On en parle beaucoup, sans toujours savoir de quoi il retourne. Qu'est-ce que la transformation digitale de l'entreprise ?

Bertrand Duperrin : Il s'agit, avant tout, de la transformation de votre business model. Vos process vont changer. La manière dont vous créez vos produits va changer. En un mot comme en cent, c'est la réinvention de l'entreprise. Et, de fait, il y a autant de définitions de la transformation digitale que de métiers dans l'entreprise. Le marketeur va vous dire que cela revient à créer un nouveau parcours, une nouvelle expérience pour le client...
La transformation digitale sera à l'origine d'une entreprise plus en réseau, plus collaborative. En externe, le marketing va repenser la relation client. En interne, cela affectera l'organisation des modes de travail. Mais l'un ne va pas sans l'autre. Transformer pour transformer ne marche pas. Il faut donner du sens et, en amont de tout process de transformation digitale, commencer par apprendre à travailler ensemble.

Qui doit porter le projet de transformation digitale dans l'entreprise ?

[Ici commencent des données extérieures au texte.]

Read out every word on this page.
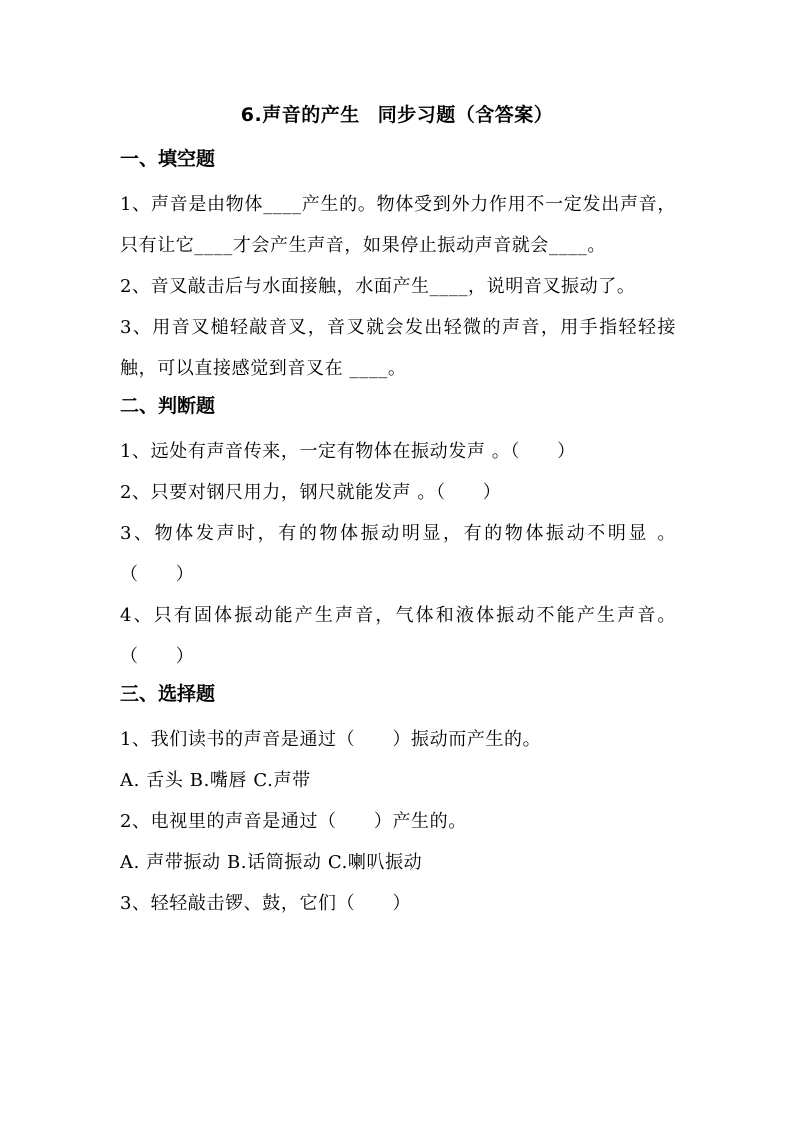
6.声音的产生 同步习题（含答案）
一、填空题
1、声音是由物体____产生的。物体受到外力作用不一定发出声音，只有让它____才会产生声音，如果停止振动声音就会____。
2、音叉敲击后与水面接触，水面产生____，说明音叉振动了。
3、用音叉槌轻敲音叉，音叉就会发出轻微的声音，用手指轻轻接触，可以直接感觉到音叉在 ____。
二、判断题
1、远处有声音传来，一定有物体在振动发声 。（　　）
2、只要对钢尺用力，钢尺就能发声 。（　　）
3、物体发声时，有的物体振动明显，有的物体振动不明显 。（　　）
4、只有固体振动能产生声音，气体和液体振动不能产生声音。（　　）
三、选择题
1、我们读书的声音是通过（　　）振动而产生的。
A. 舌头 B.嘴唇 C.声带
2、电视里的声音是通过（　　）产生的。
A. 声带振动 B.话筒振动 C.喇叭振动
3、轻轻敲击锣、鼓，它们（　　）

En premier lieu, la direction générale. C'est à elle qu'il appartient d'insuffler cette volonté de changement. Dans le meilleur des cas, il y a un board qui collabore (ce qui est loin d'être une évidence, dans la réalité) et des dirigeants visionnaires qui savent très bien anticiper ce qui va se passer. Ceux-là ne vous parleront pas de transformation digitale, car elle est déjà dans l'ADN de l'entreprise.
Prenons l'exemple de Danone, une multinationale présente dans 120 pays. En 2003, Danone lance le programme "Networking attitude" pour faire évoluer la relation de travail. À l'époque, on ne parle pas de réseaux sociaux. On part d'un principe : "Quand un manager a un problème, un autre manager dans le groupe doit bien avoir la solution", et cela marche. Autre exemple, aux États-Unis, avec General Electric (GE). C'est l'un des plus beaux cas de RSE (réseau social d'entreprise) jamais déployé. Et cela date des années deux mille ! Mais ce projet était tellement naturel pour l'entreprise que GE a à peine communiqué dessus.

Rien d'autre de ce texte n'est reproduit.